Crude oil futures rose on Friday and climbed slightly for the week, boosted by signs of tighter supply after the OPEC production curb appears to be successful, according to Bloomberg MarketWatch.
On the New York Mercantile Exchange, February West Texas Intermediate crude rose by $1.05, or 2%, to settle at $52.42 a barrel. The contract, which expired at the day’s settlement, finished last Friday at $52.37 a barrel so it ended around 0.1% higher for the week. March WTI crude settled at $53.22 a barrel, up $1.10, or 2.1%, ending just above last Friday’s finish of $53.15 a barrel.

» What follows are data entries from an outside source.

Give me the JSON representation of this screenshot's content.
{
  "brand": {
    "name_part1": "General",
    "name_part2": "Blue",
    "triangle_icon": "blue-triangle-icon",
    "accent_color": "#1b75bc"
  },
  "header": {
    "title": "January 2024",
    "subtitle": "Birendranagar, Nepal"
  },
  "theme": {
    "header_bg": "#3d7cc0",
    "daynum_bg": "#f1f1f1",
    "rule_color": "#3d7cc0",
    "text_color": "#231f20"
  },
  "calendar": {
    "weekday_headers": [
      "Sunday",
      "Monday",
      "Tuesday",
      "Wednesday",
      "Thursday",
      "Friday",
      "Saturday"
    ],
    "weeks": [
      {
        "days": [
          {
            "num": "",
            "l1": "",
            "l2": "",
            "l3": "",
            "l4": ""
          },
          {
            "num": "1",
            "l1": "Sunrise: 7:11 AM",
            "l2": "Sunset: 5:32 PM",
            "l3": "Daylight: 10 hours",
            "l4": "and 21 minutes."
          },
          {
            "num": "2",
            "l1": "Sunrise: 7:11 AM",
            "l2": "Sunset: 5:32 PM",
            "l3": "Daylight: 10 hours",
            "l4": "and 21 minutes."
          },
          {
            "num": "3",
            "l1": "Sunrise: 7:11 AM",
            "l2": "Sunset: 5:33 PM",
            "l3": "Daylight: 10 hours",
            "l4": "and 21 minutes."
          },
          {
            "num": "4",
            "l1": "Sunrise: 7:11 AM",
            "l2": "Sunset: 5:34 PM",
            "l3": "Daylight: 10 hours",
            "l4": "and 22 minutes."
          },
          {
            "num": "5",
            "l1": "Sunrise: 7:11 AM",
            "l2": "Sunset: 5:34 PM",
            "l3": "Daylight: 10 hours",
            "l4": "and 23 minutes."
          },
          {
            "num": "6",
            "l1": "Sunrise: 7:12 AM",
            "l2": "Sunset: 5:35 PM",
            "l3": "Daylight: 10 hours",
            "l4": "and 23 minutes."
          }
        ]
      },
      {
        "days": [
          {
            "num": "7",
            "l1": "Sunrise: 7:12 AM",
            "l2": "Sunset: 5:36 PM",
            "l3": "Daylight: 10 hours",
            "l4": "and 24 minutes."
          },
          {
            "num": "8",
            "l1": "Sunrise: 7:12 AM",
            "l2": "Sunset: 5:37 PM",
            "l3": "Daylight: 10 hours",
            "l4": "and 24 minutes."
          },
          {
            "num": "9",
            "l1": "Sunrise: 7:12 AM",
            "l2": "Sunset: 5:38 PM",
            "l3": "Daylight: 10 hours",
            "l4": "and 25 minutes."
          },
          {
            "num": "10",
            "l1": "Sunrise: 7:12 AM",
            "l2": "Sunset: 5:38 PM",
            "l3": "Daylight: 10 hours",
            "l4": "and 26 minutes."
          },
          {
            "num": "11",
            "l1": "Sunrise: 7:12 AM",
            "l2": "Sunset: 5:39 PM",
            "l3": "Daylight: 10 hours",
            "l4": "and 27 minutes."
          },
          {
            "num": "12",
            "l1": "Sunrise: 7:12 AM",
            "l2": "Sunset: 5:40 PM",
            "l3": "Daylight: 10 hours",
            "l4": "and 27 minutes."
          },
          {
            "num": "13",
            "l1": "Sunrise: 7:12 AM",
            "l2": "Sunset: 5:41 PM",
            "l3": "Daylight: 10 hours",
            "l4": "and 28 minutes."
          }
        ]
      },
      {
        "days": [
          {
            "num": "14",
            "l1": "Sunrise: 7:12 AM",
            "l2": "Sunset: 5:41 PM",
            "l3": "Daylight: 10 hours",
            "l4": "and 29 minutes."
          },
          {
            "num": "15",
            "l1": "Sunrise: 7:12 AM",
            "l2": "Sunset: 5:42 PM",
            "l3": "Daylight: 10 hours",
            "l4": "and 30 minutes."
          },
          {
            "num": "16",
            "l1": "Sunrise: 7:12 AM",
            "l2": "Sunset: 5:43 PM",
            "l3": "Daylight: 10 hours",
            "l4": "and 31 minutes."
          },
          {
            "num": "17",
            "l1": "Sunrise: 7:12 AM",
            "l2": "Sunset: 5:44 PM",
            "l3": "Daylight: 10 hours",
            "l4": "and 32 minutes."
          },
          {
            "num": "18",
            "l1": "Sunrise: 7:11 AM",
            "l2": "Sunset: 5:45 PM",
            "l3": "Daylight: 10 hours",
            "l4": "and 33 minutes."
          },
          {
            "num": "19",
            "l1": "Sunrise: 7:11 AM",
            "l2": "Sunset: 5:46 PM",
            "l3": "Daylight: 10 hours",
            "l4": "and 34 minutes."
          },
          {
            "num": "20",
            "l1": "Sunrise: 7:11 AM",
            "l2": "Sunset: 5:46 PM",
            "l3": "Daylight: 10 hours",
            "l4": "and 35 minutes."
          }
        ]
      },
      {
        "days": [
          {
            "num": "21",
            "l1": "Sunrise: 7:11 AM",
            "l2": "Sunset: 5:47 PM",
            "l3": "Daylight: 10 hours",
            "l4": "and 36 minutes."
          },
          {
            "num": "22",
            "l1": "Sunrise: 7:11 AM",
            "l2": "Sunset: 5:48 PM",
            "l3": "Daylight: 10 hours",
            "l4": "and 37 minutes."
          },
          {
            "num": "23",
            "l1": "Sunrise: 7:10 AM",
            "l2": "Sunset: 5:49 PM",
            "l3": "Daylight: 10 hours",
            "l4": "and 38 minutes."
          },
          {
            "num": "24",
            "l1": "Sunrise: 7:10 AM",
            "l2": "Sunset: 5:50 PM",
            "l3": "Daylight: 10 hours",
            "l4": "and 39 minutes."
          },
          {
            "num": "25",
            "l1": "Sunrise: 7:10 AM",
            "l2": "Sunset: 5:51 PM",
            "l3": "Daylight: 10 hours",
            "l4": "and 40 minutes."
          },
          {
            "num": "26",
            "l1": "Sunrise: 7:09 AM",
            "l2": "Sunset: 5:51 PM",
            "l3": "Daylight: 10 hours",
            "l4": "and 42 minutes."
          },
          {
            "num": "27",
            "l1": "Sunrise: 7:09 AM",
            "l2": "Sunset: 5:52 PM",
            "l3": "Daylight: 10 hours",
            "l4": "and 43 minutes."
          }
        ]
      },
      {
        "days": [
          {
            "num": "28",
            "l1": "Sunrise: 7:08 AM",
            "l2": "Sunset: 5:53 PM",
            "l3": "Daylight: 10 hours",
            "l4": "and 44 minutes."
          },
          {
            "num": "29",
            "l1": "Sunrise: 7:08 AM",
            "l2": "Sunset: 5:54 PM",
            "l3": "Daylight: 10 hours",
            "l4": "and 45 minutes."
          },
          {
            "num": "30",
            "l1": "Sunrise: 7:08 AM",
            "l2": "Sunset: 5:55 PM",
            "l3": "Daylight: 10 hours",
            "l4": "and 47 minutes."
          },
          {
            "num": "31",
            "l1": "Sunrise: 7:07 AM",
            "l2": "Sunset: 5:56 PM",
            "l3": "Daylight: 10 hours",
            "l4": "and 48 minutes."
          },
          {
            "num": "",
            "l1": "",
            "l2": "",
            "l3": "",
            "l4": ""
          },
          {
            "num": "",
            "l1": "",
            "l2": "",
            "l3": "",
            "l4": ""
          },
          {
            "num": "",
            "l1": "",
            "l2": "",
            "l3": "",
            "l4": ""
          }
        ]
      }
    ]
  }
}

On the London ICE Futures Exchange, March Brent crude, the global benchmark, advanced by $1.33, or 2.5%, to end trading at $55.49 a barrel—settling less than 0.1% higher for the week.
President Trump is also expected to ease restrictions on oil drilling, which could contribute to higher domestic production.
Meanwhile, major producers around the world have been cutting output as part of the OPEC agreement to curb production.
In a monthly report issued this week, the International Energy Agency said OPEC production has slowed, declining by 320,000 barrels a day to 33.09 million barrels in December. The OPEC agreement calls for a member output ceiling of 32.5 million barrels.
Meanwhile, February natural gas fell 16.4 cents, or 4.9%, to settle at $3.204 per million British thermal units on the New York Mercantile Exchange. For the week, natural gas futures reflect a loss of about 6.3%.